July 1, 2013
Sigma Psychological, P.C. v Chubb Indem. Ins. Co. (2013 NY Slip Op 51107(U))
Headnote
Reported in New York Official Reports at Sigma Psychological, P.C. v Chubb Indem. Ins. Co. (2013 NY Slip Op 51107(U))
Sigma Psychological, P.C. v Chubb Indem. Ins. Co. |
2013 NY Slip Op 51107(U) [40 Misc 3d 129(A)] |
Decided on July 1, 2013 |
Appellate Term, Second Department |
Published by New York State Law Reporting Bureau pursuant to Judiciary Law § 431. |
This opinion is uncorrected and will not be published in the printed Official Reports. |
SUPREME COURT, APPELLATE TERM, SECOND DEPARTMENT, 2d, 11th and 13th JUDICIAL DISTRICTS
PRESENT: : PESCE, P.J., WESTON and RIOS, JJ
2011-2436 K C.
against
Chubb Indemnity Ins. Co., Respondent.
Appeal from an order of the Civil Court of the City of New York, Kings County (Nancy M. Bannon, J.), entered May 6, 2011. The order, insofar as appealed from, granted defendant’s motion pursuant to CPLR 3126 to dismiss the complaint.
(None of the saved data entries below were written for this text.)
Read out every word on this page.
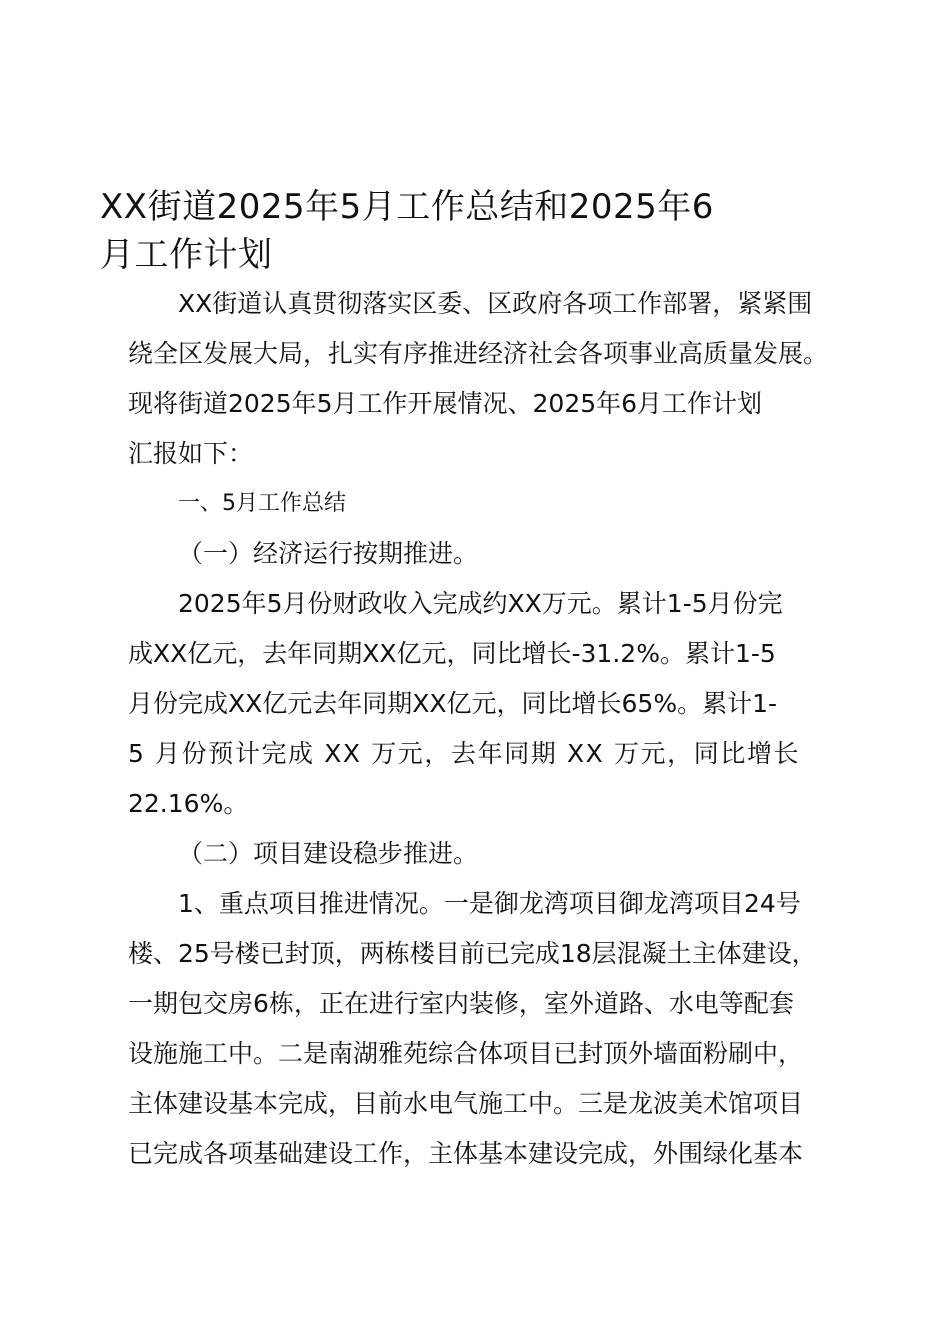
XX街道2025年5月工作总结和2025年6
月工作计划
XX街道认真贯彻落实区委、区政府各项工作部署，紧紧围
绕全区发展大局，扎实有序推进经济社会各项事业高质量发展。
现将街道2025年5月工作开展情况、2025年6月工作计划
汇报如下：
一、5月工作总结
（一）经济运行按期推进。
2025年5月份财政收入完成约XX万元。累计1-5月份完
成XX亿元，去年同期XX亿元，同比增长-31.2%。累计1-5
月份完成XX亿元去年同期XX亿元，同比增长65%。累计1-
5 月份预计完成 XX 万元，去年同期 XX 万元，同比增长
22.16%。
（二）项目建设稳步推进。
1、重点项目推进情况。一是御龙湾项目御龙湾项目24号
楼、25号楼已封顶，两栋楼目前已完成18层混凝土主体建设，
一期包交房6栋，正在进行室内装修，室外道路、水电等配套
设施施工中。二是南湖雅苑综合体项目已封顶外墙面粉刷中，
主体建设基本完成，目前水电气施工中。三是龙波美术馆项目
已完成各项基础建设工作，主体基本建设完成，外围绿化基本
ORDERED that the order, insofar as appealed from, is affirmed, with $25 costs.
In this action by a provider to recover assigned first-party no-fault benefits, plaintiff appeals from so much of an order of the Civil Court as granted defendant’s motion to dismiss the complaint pursuant to CPLR 3126.
In support of its motion, defendant set forth detailed and specific reasons for its belief that plaintiff may be ineligible to recover assigned first-party no-fault benefits as a fraudulently incorporated professional corporation (see State Farm Mut. Auto. Ins. Co. v Mallela, 4 NY3d 313 [2005]), and established that it had sought disclosure related to that defense. Defendant further established that plaintiff had failed to comply with a so- ordered stipulation and two court orders wherein plaintiff had been directed to provide the disclosure. ” The determination whether to strike a pleading for failure to comply with court-ordered disclosure lies within the sound discretion of the trial court’ ” (Orgel v Stewart Tit. Ins. Co., 91 AD3d 922, 923 [2012] and Giano [*2]v Ioannou, 78 AD3d 768, 770 [2010], quoting Fishbane v Chelsea Hall, LLC, 65 AD3d 1079, 1081 [2009]; see Kihl v Pfeffer, 94 NY2d 118, 123 [1999]). Although dismissing a complaint pursuant to CPLR 3126 is a drastic remedy, it is warranted where a party’s conduct is shown to be willful, contumacious or in bad faith (see Rock City Sound, Inc. v Bashian & Farber, LLP, 83 AD3d 685 [2011]). In the present case, plaintiff’s willful and contumacious conduct can be inferred from its repeated refusal to fully comply with defendant’s discovery requests, even after agreeing to do so by so-ordered stipulation and being directed to do so by court orders, and the absence of a reasonable excuse for its failure to comply (see Tos v Jackson Hgts. Care Ctr., LLC, 91 AD3d 943 [2012]; Rowell v Joyce, 10 AD3d 601 [2004]). We note that plaintiff’s motion to stay discovery was untimely. Accordingly, the order, insofar as appealed from, is affirmed.
Pesce, P.J., Weston and Rios, JJ., concur.